Mientras Elspeth conversaba animadamente con Dougal, estudiaba a su superior. Lukas se había encerrado en el silencio frío que tantas veces su ayudante le había recriminado. Igual que Dougal, Voe vio a un joven en lucha; olfateó un alma conflictiva, un espíritu que se había impuesto un rígido control que encadenaba buena parte de su propia persona. Había muchos lugares dentro de Edmund donde éste no quería que nadie entrase. Desmontar esas defensas, romper la disciplina, inducir al descontrol, quebrando la voluntad del Juez Errante, ése era un placer superior aún en la mente de la Tetrarca.

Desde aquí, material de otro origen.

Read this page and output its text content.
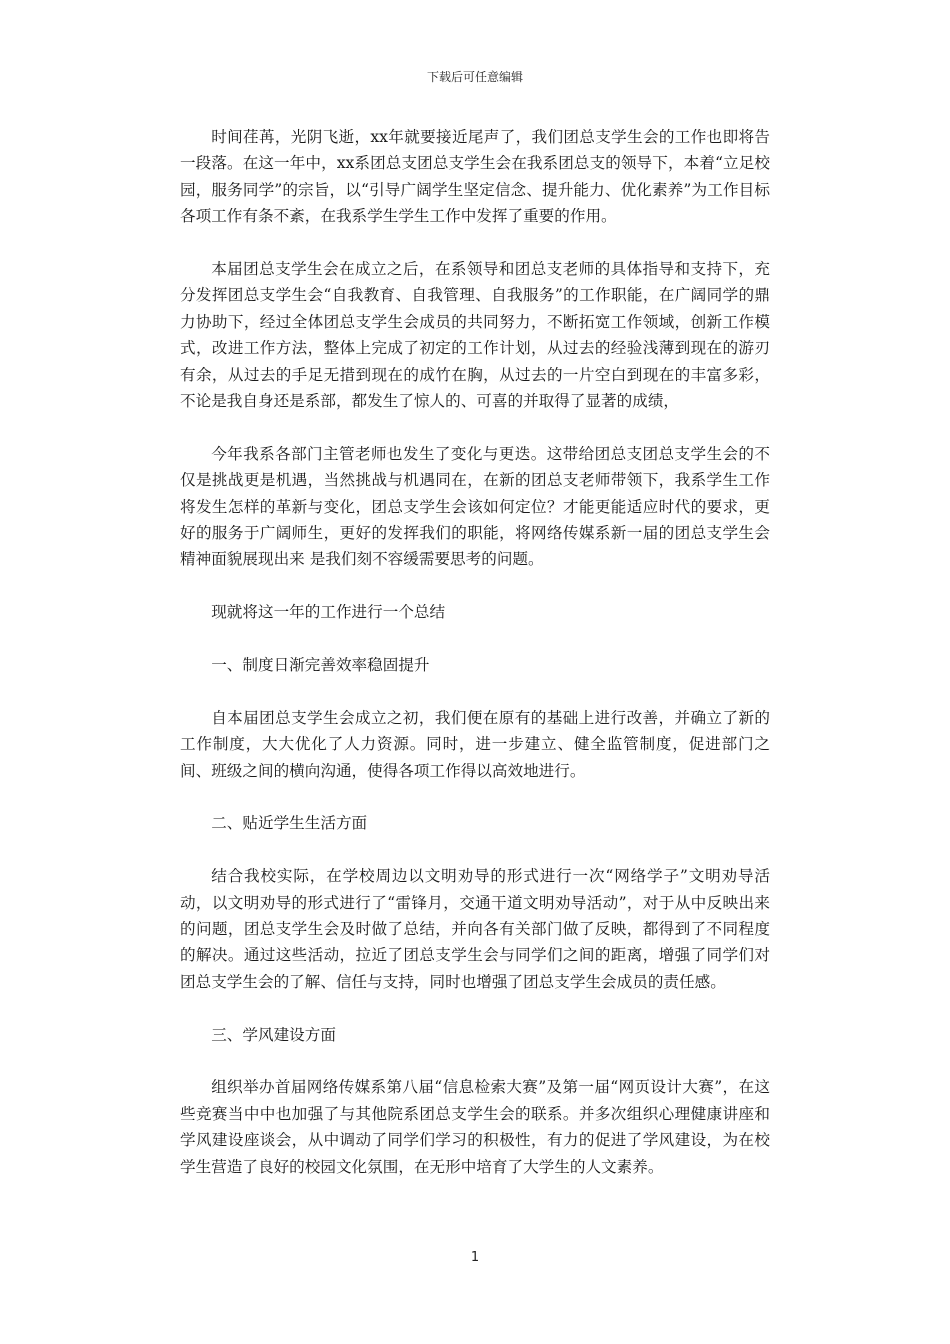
下载后可任意编辑

时间荏苒，光阴飞逝，xx年就要接近尾声了，我们团总支学生会的工作也即将告一段落。在这一年中，xx系团总支团总支学生会在我系团总支的领导下，本着“立足校园，服务同学”的宗旨，以“引导广阔学生坚定信念、提升能力、优化素养”为工作目标各项工作有条不紊，在我系学生学生工作中发挥了重要的作用。

本届团总支学生会在成立之后，在系领导和团总支老师的具体指导和支持下，充分发挥团总支学生会“自我教育、自我管理、自我服务”的工作职能，在广阔同学的鼎力协助下，经过全体团总支学生会成员的共同努力，不断拓宽工作领域，创新工作模式，改进工作方法，整体上完成了初定的工作计划，从过去的经验浅薄到现在的游刃有余，从过去的手足无措到现在的成竹在胸，从过去的一片空白到现在的丰富多彩，不论是我自身还是系部，都发生了惊人的、可喜的并取得了显著的成绩，

今年我系各部门主管老师也发生了变化与更迭。这带给团总支团总支学生会的不仅是挑战更是机遇，当然挑战与机遇同在，在新的团总支老师带领下，我系学生工作将发生怎样的革新与变化，团总支学生会该如何定位？才能更能适应时代的要求，更好的服务于广阔师生，更好的发挥我们的职能，将网络传媒系新一届的团总支学生会精神面貌展现出来 是我们刻不容缓需要思考的问题。

现就将这一年的工作进行一个总结

一、制度日渐完善效率稳固提升

自本届团总支学生会成立之初，我们便在原有的基础上进行改善，并确立了新的工作制度，大大优化了人力资源。同时，进一步建立、健全监管制度，促进部门之间、班级之间的横向沟通，使得各项工作得以高效地进行。

二、贴近学生生活方面

结合我校实际，在学校周边以文明劝导的形式进行一次“网络学子”文明劝导活动，以文明劝导的形式进行了“雷锋月，交通干道文明劝导活动”，对于从中反映出来的问题，团总支学生会及时做了总结，并向各有关部门做了反映，都得到了不同程度的解决。通过这些活动，拉近了团总支学生会与同学们之间的距离，增强了同学们对团总支学生会的了解、信任与支持，同时也增强了团总支学生会成员的责任感。

三、学风建设方面

组织举办首届网络传媒系第八届“信息检索大赛”及第一届“网页设计大赛”，在这些竞赛当中中也加强了与其他院系团总支学生会的联系。并多次组织心理健康讲座和学风建设座谈会，从中调动了同学们学习的积极性，有力的促进了学风建设，为在校学生营造了良好的校园文化氛围，在无形中培育了大学生的人文素养。

1
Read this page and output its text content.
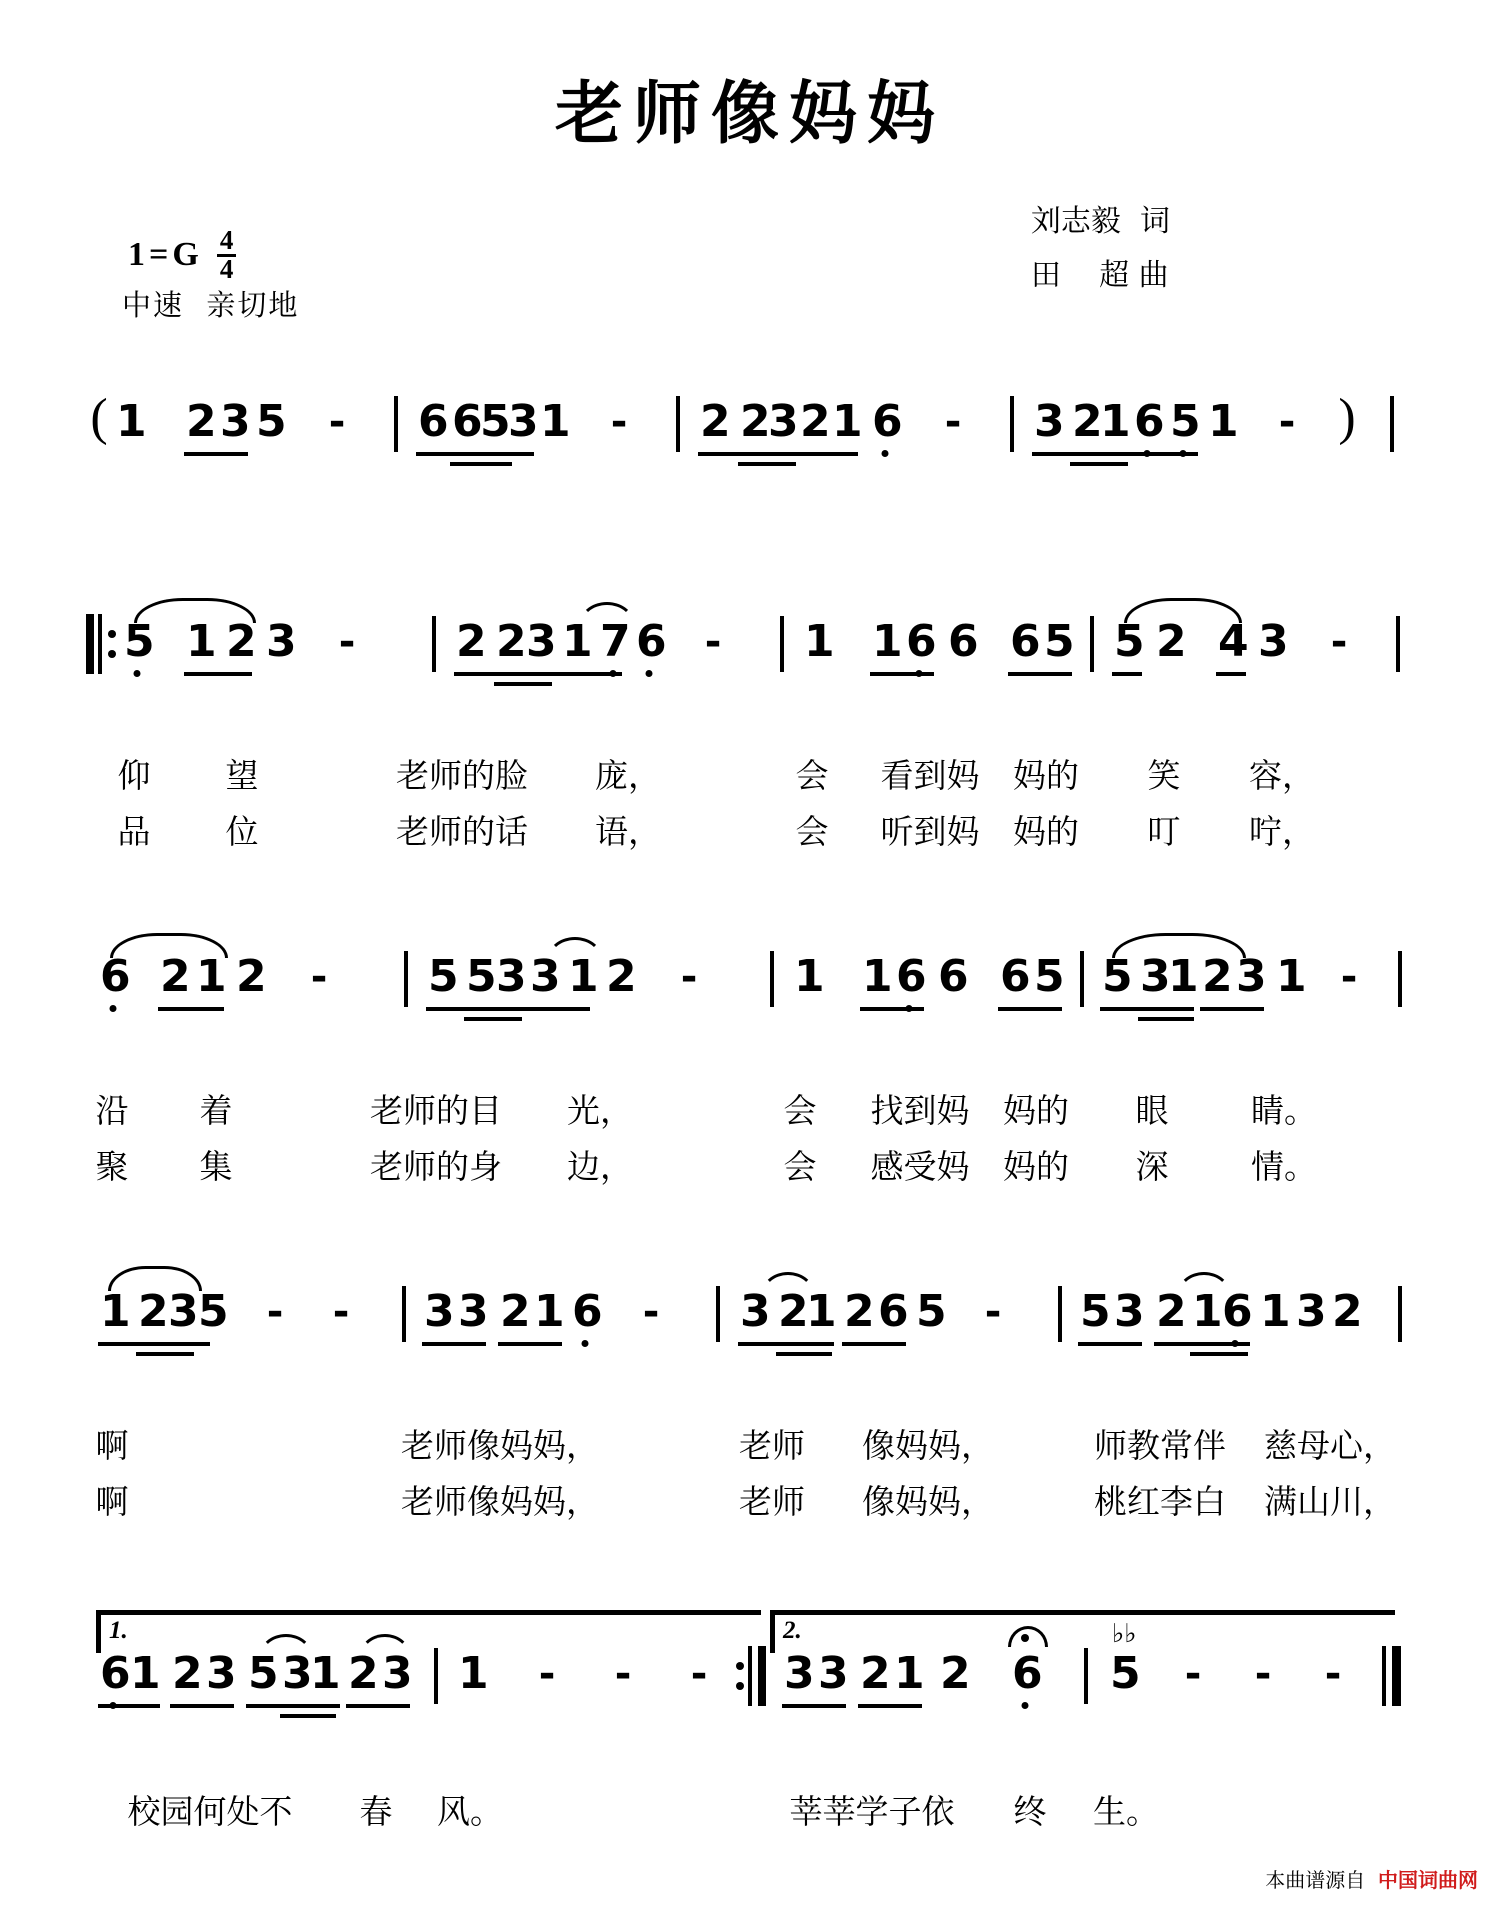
老师像妈妈
刘志毅  词
田    超 曲
1 = G $\frac{4}{4}$
中速  亲切地
( 1 2 3 5 - 6 6
5
3 1 - 2 2
3 2 1 6 - 3 2
1 6 5 1 - )
5 1 2 3 - 2 2 3 1 7 6 - 1 1 6 6 6 5 5 2 4 3 -
仰 望	老师的脸 庞，	会 看到妈 妈的 笑 容，
品 位	老师的话 语，	会 听到妈 妈的 叮 咛，
6 2 1 2 - 5 5 3 3 1 2 - 1 1 6 6 6 5 5 3
1 2 3 1 -
沿 着	老师的目 光，	会 找到妈 妈的 眼	睛。
聚 集	老师的身 边，	会 感受妈 妈的 深	情。
1 2 3 5 - - 3 3 2 1 6 - 3 2
1 2 6 5 - 5 3 2 1 6 1 3 2
啊	老师像妈妈，	老师 像妈妈，	师教常伴 慈母心，
啊	老师像妈妈，	老师 像妈妈，	桃红李白 满山川，
1.	2.
6 1 2 3 5 3
1 2 3 1 - - - 3 3 2 1 2 6
♭♭
5 - - -
校园何处不 春 风。	莘莘学子依 终 生。

本曲谱源自 中国词曲网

Porque ciertas naturalezas se reconocen nada más encontrarse. Elspeth Voe era una manipuladora, una devota del control. Intuía que estaba ante otro maquinador. Intuía que había dentro del joven otro gran controlador, que ahora centraba sus fuerzas en controlarse a sí mismo. Para un manipulador no hay goce mayor que doblegar a otro manipulador.
El joven era, además, un Juez Errante. El primero que Elspeth Voe veía con sus propios ojos, aunque ni mucho menos el primero del que había oído hablar. La fama de los Jueces Errantes, de los agentes predilectos del poderoso Consejo de los Nueve, traspasaba fronteras. El símbolo de la espada y el libro gozaba de una fama amenazadora en las naciones vecinas. Muchachos, o niños, confiados a la Escuela, para salir de ella hechos hombres sagaces, implacables, insobornables.
Seducir a un Juez Errante. Manejar a la elite de la República. Someter a este joven tan helado, tan impasible. El juego estaba planteado.